The Bombing of Hiroshima

 

Dangers and Injuries:

  • The man-made structures and inanimate objects suffered everything from blasts, pressure waves, fires started instantaneously by the heat radiated from the explosions(“primary fire”), and fires resulting from collapse of buildings, and damaged electrical systems(“secondary fire”).
  • Casualties were due to: Flash bombs (immediate burns from instantaneous explosions), flying debris, and radiation. 
  • All radiation effects occurred within the first minute of the initial blast, but mostly all of them happened within the first second.
  • The central part of the city was for the most part totaled.
  • The blast 100%destroyed everything that was within a mile of the explosion.

 

Selection of the Targets:

  • Date for the first bomb was made in 1942.  Between this time and 1945 an enormous amount of testing was done.  The probabilities of success during the time rose from 60%-90%.  The first full scale test was on July 16, 1945 in New, Mexico.
  • Actual deliberation on the targets for the bombs was not started until 1945.
  • Important considerations were:
    1. The range an aircraft would carry the bomb.
    2. Desirability of visual bombing to insure most effective use of the bomb.
    3. Probable weather conditions in target areas.
    4. Morale effect on the enemy.

·         Weather was a big factor because the records from the last five years showed that there had never been two days in a row that were good visual bombing days over Tokyo.  July and August were the months where the weather was supposed to improve from the bad previous months and the next months to come.

 

Total Casualties:

·         It had been hard calculating the total casualties in the bombed cities because of:

1.      The vast destruction of civil installations.

2.      The extreme state of confusion that immediately followed the explosion.

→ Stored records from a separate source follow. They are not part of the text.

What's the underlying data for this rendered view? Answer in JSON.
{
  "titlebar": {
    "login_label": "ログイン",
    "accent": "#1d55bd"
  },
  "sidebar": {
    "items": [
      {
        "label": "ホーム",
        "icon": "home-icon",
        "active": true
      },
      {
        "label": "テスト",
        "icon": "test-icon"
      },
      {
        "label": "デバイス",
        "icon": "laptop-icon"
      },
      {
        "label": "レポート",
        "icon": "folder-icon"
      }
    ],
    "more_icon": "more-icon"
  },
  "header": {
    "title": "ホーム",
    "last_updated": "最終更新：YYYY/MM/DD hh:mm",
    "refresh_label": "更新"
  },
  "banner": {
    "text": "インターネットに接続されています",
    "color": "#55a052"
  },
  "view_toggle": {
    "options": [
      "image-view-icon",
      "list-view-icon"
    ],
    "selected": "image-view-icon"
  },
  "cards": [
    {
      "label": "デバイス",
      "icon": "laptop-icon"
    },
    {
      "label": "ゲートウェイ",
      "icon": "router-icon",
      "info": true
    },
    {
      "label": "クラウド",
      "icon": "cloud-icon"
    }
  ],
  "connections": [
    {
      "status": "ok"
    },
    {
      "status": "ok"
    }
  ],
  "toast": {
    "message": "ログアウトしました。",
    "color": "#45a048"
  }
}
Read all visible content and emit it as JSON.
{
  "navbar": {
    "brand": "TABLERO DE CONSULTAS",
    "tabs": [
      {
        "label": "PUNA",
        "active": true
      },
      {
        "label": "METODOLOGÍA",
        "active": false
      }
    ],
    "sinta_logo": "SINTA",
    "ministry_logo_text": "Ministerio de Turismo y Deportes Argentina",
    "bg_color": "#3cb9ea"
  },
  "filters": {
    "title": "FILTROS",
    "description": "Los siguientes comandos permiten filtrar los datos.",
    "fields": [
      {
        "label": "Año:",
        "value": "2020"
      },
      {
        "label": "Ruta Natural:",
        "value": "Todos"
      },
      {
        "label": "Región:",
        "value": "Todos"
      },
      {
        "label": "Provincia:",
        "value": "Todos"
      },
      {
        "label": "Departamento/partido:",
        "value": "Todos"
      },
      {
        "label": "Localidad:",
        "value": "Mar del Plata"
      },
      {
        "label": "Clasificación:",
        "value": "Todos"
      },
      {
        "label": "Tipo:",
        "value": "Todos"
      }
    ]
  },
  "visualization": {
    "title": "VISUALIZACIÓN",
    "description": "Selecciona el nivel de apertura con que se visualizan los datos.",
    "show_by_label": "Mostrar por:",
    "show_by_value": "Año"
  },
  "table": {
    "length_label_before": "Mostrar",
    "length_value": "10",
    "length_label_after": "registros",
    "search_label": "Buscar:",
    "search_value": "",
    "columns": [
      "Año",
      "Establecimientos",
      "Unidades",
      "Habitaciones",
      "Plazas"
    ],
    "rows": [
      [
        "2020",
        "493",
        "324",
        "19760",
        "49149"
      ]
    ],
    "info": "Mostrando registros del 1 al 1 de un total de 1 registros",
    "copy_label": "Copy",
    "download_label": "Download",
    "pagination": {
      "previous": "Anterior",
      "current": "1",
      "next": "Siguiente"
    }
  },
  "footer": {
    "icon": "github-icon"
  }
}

3.      The already uncertainty of the actual population before the bombings.

·         The estimated pre-raid population was 255,000 people.  66,000 people died and 69,000 people were injured, so there were 135,000 casualties.

Other Types of Injuries:

  • Mechanical:  Included fractures, lacerations, contusions, abrasions, falling roofs, crumbling walls, flying debris, glass.
  • Blast:  Only people who were very near the center of the blast (within a few hundred feet at most), suffered from this type of injury.
  • Radiation:  There are two types of radiation that didn’t cause any casualties but one other type did.  The two that didn’t were from scattered fission products and induced radioactivity from objects near the center of the explosion. 

Effects of Atomic Bombings on the inhabitants of the Bombed Cities:

·         This was obviously the worst attack ever in Japan.  There was no significant construction work or repairing was done due to the slow recovery of the population.

·         By the end of November 1945, Hiroshima had about 140,000 people.  After the war people were slow to begin to get the city “picked up”.